Appreciating the Precious Particularity

{continued from Jan 12, 2013}

PresenceWhen we practice the presence of God as Brother Lawrence advises, what are we called to be present to? Well, to everything and to everyone. I should say to each thing and to each one in its own unique, precious particularity. The poet David Ignatow describes the importance of this capacity to be present to the particular and the immediate in his poem, “Each Stone.”

Each stone its shape
each shape its weight
each weight its value
in my garden as I dig them up
for Spring planting,
and I say, lifting one at a time,
There is joy here
in being able to handle
so many meaningful
differences.

To understand contemplation as “a long, loving look at the real,” to borrow William McNamara’s definition, is to suggest that before experiencing things as allusions to the divine, we must first simply experience and appreciate them as they are. This is why Pablo Neruda wrote odes to his socks and to the lemon and to a chestnut on the ground as well as to sadness.
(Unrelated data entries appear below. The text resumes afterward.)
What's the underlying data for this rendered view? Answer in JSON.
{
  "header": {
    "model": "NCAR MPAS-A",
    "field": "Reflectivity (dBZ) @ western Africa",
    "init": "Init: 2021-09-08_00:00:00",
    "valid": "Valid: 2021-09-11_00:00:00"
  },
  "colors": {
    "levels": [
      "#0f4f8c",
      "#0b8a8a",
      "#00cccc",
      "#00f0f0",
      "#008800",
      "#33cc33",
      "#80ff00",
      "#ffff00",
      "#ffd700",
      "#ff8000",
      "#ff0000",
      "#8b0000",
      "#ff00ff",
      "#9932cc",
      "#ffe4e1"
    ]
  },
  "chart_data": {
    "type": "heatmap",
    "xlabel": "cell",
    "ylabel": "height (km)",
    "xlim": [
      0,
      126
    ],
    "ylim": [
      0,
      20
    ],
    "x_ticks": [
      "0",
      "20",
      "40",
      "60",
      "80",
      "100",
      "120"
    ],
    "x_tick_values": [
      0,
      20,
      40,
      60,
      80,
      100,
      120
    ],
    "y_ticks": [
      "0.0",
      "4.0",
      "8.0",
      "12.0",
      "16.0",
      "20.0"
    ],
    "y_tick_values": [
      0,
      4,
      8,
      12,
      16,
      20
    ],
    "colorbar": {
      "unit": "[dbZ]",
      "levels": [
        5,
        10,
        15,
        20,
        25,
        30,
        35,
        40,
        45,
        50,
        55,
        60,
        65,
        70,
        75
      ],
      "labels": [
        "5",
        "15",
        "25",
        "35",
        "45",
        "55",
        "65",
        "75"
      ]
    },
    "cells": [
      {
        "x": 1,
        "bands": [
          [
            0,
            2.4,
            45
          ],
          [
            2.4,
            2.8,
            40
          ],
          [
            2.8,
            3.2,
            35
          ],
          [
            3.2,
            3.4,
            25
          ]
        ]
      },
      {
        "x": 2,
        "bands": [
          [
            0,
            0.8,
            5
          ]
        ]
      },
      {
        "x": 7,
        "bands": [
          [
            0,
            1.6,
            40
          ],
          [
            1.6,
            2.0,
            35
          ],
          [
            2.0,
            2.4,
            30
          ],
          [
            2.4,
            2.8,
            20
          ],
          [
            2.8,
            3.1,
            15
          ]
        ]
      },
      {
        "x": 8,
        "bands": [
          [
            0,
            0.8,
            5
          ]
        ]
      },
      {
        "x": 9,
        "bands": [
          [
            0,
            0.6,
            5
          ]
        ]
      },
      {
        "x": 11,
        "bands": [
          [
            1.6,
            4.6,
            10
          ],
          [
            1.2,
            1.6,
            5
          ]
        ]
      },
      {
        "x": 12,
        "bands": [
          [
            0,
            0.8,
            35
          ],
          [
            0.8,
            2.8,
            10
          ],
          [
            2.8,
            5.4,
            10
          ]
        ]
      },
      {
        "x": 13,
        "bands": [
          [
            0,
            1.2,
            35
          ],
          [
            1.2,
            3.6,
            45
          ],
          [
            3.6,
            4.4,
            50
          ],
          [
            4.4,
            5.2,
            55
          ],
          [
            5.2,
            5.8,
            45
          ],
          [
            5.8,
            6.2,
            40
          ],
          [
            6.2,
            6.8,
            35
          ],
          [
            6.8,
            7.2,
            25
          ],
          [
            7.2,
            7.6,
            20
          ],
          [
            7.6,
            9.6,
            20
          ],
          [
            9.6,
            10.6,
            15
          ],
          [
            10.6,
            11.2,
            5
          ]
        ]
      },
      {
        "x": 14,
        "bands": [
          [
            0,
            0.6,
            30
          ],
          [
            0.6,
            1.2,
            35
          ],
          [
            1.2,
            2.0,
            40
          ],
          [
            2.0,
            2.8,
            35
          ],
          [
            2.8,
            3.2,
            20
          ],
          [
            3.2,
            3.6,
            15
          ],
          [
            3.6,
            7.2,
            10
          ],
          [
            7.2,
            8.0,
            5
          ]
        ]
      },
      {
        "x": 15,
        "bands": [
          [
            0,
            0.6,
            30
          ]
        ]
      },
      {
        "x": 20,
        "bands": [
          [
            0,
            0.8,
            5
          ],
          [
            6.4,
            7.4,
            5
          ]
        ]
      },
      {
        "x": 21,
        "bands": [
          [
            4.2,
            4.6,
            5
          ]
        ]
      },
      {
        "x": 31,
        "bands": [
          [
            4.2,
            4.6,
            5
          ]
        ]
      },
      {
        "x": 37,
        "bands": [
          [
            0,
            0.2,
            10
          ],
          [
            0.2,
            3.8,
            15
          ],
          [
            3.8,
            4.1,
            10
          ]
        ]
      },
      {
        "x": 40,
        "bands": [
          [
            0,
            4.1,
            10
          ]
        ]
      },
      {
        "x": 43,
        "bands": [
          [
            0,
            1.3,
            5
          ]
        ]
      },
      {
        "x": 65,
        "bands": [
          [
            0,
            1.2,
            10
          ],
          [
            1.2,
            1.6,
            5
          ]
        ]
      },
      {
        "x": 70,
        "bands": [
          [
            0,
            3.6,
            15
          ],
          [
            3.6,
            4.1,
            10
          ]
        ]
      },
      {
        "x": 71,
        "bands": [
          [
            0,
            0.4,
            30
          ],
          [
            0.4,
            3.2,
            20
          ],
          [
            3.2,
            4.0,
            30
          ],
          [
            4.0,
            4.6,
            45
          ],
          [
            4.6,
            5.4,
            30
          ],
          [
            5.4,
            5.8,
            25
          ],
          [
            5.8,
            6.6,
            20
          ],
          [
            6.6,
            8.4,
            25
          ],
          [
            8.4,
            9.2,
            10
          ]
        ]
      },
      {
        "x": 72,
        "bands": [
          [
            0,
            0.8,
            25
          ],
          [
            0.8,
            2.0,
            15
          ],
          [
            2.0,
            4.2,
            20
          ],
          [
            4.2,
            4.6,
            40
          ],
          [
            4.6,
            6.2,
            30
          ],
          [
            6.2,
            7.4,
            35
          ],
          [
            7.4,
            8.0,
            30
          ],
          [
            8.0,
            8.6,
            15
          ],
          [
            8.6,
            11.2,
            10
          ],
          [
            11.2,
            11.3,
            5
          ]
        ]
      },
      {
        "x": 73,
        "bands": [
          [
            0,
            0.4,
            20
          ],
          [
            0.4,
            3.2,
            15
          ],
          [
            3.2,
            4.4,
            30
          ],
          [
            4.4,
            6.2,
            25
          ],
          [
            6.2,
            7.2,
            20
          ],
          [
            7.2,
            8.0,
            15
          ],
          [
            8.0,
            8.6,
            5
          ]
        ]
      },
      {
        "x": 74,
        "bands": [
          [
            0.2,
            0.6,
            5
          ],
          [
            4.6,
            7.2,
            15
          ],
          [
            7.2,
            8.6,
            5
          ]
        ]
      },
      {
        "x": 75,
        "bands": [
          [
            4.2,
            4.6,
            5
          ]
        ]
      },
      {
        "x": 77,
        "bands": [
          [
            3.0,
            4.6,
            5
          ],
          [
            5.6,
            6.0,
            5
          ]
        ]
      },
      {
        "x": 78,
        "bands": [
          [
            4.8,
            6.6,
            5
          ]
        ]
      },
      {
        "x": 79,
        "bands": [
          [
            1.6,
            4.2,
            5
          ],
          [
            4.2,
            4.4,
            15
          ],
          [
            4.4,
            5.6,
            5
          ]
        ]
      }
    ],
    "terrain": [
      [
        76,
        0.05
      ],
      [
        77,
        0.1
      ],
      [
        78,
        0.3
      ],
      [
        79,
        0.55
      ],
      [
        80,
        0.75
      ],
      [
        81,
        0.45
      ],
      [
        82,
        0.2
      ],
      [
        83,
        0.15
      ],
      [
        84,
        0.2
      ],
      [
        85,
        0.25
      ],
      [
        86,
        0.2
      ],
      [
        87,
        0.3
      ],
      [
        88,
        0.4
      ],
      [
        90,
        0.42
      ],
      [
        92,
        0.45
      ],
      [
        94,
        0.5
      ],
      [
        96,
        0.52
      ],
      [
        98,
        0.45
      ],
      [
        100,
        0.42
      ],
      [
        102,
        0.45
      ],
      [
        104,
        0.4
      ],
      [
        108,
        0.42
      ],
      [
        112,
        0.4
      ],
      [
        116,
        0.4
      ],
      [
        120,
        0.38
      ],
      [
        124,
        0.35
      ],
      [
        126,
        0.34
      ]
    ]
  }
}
This is why the poet William Carlos Williams maintains that

so much depends
upon
a red wheel
barrow
glazed with rain
water
beside the white
chickens.

Because chickens and rain water and socks and sadness, as well as God, are real. To the contemplative, as well as to the poet, nothing is incidental. It is after this that the practice of beholding, appreciating, and being moved by “so many meaningful differences” —a memory or a birdsong or a stranger’s sad eyes— becomes indirectly a way of being present to God, for all things are held within the being and presence of God.